İstanbul Valiliği'nin uygulamaları sonucu, 1 Mayıs günü şehirde ulaşımın durdurulması, toplu taşıma araçlarının hizmet vermemesi ile birçok vatandaşın seyahat özgürlüğünün kısıtlanacağını vurgulayan Kaplan, şunları kaydetti: "Taksim’de yaşanabilecek gerilim ve çatışmanın sorumlusu, başta taraflı olduğunu belirten Cumhurbaşkanı Recep Tayyip Erdoğan ve sonrasında İçişleri Bakanı, İstanbul Valisi ve İstanbul Emniyet Müdürü olacaktır. Güvenlik güçlerinin kanunsuz emirlerle vatandaşlarımıza yapacakları müdahaleler suç unsuru teşkil edecektir. Bu noktada vatandaşa yönelik olabilecek kanunsuz uygulamalarda savcıları şimdiden göreve davet ediyorum. Bizler, işçi kardeşlerimizin emeklerinin karşılığını almak için verdikleri haklı mücadelenin yanında duracağız, katkı sağlayacağız, omuz omuza vereceğiz. Toplumun her noktasında üreten, geliştiren ve hizmet sunan emekçilerimizin, bu yasakçı iktidar döneminde emeklerinin karşılığını alamadığının bilincinde olan Cumhuriyet Halk Partisi bu haksızlığın her zaman karşısındadır.
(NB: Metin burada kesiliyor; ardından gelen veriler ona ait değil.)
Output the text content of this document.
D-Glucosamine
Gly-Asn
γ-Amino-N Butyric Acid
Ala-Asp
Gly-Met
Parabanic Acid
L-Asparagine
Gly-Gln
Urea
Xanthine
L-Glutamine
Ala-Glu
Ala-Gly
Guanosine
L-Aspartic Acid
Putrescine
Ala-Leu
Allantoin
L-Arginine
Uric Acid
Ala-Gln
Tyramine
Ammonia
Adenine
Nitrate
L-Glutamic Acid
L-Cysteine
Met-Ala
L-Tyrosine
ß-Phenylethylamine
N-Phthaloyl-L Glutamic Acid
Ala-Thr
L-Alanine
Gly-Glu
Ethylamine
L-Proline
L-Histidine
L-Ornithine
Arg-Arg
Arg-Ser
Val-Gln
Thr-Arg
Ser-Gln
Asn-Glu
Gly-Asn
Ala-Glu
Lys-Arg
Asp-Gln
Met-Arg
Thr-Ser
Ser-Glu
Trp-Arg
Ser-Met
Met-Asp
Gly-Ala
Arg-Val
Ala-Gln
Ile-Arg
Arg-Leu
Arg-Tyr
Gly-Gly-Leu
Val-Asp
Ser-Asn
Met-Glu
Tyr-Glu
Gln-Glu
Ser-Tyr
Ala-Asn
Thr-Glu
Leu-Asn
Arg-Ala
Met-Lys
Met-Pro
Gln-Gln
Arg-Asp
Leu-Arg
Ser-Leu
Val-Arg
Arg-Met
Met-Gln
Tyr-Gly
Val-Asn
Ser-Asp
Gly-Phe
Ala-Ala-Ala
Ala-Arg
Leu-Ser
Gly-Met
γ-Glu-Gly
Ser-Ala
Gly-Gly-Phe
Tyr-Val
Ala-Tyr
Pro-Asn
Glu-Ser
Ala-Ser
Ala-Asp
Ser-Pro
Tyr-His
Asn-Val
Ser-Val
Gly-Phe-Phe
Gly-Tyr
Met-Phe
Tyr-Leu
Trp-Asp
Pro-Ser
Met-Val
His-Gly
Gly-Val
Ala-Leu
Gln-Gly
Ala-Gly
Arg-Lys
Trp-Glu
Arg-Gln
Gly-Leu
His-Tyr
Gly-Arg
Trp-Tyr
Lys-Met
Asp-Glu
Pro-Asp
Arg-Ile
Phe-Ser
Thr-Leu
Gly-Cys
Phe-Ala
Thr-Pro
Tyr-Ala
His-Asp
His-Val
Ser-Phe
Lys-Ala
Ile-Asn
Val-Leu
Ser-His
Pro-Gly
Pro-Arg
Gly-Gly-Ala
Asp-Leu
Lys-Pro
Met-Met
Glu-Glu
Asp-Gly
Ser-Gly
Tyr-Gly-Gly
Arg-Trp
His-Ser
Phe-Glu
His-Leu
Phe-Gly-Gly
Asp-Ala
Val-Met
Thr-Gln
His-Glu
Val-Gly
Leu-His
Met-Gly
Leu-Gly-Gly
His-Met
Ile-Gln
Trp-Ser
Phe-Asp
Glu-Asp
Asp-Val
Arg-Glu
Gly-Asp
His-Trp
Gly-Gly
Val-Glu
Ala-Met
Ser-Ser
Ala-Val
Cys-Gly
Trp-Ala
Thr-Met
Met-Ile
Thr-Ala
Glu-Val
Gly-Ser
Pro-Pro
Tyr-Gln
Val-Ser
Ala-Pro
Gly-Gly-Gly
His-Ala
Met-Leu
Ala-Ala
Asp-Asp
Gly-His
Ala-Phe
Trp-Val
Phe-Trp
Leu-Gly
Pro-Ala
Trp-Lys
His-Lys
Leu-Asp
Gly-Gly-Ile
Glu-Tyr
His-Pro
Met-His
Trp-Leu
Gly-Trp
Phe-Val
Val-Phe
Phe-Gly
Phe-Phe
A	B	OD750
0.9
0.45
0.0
Asgari ücret uygulamasındaki haksızlıklar, taşeron işçilerinin haklarının gasp edilmesi, emekçinin grev hakkının yasaklanması, sendikalı işçilerin işten atılması gibi birçok yasakçı ve haksız uygulamanın yapıldığı bu dönemde, 1 Mayıs daha fazla anlam ve önem kazanmaktadır. Grevlerin yasaklanmadığı, sendikalı işçilerin işten atılmadığı, örgütlenmenin engellenmediği, kamu emekçileri de dahil tüm çalışanların grevli toplu sözleşmeli sendikal haklara sahip oldukları, özgürlükçü bir demokrasi için işçilerimizle, emekçilerimizle omuz omuza mücadele etmeye, AKP Hükümeti'nin işçi haklarını gasp etme girişimleri karşısında durmaya devam edeceğiz. Bu duygu ve düşüncelerle, emek, hak ve özgürlük mücadelesinde yaşamlarını yitirenleri saygı ile anıyor, işçi ve emekçi kardeşlerimizin 1 Mayıs İşçi Bayramını kutluyorum."